What do you think is the most pressing political challenge facing your generation?
The decline of trust. The average level of trust in government, business, media and NGOs have declined. Without trust, governments cannot govern effectively, businesses face new challenges to innovate, media’s credibility is undermined, and NGOs struggle to fulfill their mandate.
These institutions have to earn public trust in an era of shorter electoral cycles, quarterly pressures on businesses, unrestrained dissemination of fake news and greater accountability for NGOs. The stakes are higher, faster and less forgiving.
Do you feel optimistic about the future of your country?
Yes. Given the strong foundation of the first fifty four years, and the principles that continue to drive decision making here. Within one generation, we managed to achieve an exceptional quality of life ensuring efficient healthcare, strong education system, robust infrastructure, stable socio-political environment, and milieu that supports innovation and entrepreneurship.
But we can’t take any of this for granted. We need to continue to be hungry and nimble, to adapt to a dynamic global environment and changing nature of jobs and skills.

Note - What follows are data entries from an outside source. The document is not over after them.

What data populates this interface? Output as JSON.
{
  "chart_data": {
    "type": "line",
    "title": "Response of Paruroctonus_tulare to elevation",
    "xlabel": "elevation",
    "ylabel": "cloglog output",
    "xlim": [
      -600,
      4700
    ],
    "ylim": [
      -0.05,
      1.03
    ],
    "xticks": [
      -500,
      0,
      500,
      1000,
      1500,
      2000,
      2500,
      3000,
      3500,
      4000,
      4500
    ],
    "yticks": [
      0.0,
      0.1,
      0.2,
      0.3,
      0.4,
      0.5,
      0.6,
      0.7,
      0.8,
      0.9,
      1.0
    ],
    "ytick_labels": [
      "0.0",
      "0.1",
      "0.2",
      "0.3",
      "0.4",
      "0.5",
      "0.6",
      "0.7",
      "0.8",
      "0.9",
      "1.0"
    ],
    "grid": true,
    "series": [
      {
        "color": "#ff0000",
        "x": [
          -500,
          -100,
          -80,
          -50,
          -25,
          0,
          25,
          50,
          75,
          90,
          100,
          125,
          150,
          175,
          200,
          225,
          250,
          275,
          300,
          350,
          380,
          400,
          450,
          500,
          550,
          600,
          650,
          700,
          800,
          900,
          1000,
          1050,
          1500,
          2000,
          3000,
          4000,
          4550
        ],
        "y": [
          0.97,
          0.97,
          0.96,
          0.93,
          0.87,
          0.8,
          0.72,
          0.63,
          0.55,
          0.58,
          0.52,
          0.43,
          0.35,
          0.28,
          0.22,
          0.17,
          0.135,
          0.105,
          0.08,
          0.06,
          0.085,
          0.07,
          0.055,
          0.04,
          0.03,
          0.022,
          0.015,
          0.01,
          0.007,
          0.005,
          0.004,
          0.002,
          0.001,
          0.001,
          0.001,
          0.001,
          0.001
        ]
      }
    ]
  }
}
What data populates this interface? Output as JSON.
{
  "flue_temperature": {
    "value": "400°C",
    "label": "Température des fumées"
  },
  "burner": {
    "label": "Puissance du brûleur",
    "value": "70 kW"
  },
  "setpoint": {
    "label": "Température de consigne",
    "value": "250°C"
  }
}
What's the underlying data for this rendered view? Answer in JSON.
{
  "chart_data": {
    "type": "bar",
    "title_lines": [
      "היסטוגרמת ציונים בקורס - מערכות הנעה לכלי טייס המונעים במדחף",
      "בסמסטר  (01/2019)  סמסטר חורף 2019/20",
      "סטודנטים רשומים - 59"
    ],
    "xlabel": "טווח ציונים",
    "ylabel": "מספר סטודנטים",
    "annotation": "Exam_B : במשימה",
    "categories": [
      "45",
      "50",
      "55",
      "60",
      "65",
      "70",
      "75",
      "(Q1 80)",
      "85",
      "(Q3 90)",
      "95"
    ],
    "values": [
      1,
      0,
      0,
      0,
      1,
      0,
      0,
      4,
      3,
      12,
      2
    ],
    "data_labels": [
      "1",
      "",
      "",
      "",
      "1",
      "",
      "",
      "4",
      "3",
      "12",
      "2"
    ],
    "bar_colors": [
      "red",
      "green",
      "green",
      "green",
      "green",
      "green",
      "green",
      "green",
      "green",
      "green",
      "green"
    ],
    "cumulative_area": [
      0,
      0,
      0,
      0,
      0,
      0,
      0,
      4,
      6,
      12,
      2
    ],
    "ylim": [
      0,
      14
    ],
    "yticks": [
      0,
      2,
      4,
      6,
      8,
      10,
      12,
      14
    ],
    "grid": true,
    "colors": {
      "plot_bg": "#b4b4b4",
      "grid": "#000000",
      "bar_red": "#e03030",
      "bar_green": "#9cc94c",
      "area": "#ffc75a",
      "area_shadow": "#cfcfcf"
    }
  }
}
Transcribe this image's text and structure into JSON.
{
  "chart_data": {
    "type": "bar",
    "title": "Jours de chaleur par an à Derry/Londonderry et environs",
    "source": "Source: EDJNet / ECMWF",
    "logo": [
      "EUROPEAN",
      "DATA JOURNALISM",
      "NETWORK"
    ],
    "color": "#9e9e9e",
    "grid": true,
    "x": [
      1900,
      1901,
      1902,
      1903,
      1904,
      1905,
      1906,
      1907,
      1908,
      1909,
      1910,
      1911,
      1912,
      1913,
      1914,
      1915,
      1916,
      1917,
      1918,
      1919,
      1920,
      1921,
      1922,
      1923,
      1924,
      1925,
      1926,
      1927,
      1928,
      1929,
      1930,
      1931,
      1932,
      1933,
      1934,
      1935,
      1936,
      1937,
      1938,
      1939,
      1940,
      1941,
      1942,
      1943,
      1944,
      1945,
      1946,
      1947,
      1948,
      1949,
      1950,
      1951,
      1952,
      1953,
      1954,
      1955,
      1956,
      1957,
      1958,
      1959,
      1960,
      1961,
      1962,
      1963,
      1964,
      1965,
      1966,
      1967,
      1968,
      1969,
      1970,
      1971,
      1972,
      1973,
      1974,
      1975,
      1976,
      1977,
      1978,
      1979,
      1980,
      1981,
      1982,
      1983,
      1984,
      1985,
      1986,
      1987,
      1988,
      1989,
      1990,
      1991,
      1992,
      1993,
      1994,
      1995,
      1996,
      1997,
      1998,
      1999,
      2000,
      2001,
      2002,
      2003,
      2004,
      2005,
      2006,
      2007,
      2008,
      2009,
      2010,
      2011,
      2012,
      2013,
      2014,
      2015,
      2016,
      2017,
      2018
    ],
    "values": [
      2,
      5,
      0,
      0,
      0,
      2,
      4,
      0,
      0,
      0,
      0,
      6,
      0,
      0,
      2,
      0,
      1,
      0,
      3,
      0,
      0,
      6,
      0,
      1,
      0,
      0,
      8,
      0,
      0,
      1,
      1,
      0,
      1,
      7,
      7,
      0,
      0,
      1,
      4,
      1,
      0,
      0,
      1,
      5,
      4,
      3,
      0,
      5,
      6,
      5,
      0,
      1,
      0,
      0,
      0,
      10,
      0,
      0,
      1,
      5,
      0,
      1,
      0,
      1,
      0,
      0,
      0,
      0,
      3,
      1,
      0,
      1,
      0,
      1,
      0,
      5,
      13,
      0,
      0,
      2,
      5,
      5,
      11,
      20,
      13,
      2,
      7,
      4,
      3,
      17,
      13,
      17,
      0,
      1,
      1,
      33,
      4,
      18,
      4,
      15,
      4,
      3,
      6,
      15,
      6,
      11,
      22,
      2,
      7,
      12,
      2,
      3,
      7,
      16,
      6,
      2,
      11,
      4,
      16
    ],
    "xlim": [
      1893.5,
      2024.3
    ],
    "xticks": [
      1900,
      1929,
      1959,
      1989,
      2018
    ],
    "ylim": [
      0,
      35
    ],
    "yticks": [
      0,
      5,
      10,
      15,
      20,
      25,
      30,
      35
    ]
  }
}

And given our multi-racial and religious context, we also need to continue to build social cohesion. If we fail in doing this, we will fail as a country.
What is your perception of government as an institution?
Government remains one of the most important institutions in society. It is responsible for protecting its people (security), creating jobs (economic) and bringing society together (social). Good governments understand the trade-offs and know how to manage multiple interests and agenda, uniting the country together towards long term progress.
Bad governments give in to divisive populist sentiments, pander to select interests and make decisions primarily based on electoral cycles and have little to no consideration for the long term interests of their country.
Which other countries inspire you and why?
Rwanda. For the way in which it managed to recover from genocide, build trust and bring its people together. I have good friends from Rwanda and visited Kigali in 2011. Their recovery astounded me.
Indonesia. I spent a lot of time working in Indonesia over the past 5 years, and I’ve witnessed how innovative, vibrant and hungry the Indonesians are, and the massive opportunities they have to transform their country. They have rallied well around President Jokowi and if they can continue to pull in one direction, Indonesia will fulfill its full potential.
Who do you admire? Who is your hero?
My late grandmother. She survived the Japanese occupation of Singapore and fostered children in her village (kampong), including my father. She did not have much, but she was the biggest hearted person I knew. She taught me to be kind, giving and to build a community regardless of faith, race and socio-economic background. She was known throughout her community as “Mama Dear” for her compassion.
What is one thing that you would like to preserve for the next generation?
Singapore’s precious racial and religious harmony. My generation must continue to build upon what our forefathers have built. We need to spend time on the ground learning about, eating with and celebrating alongside our friends from different faiths, creeds and persuasion.
Alvin Tan is a community builder in Singapore. He currently works in tech.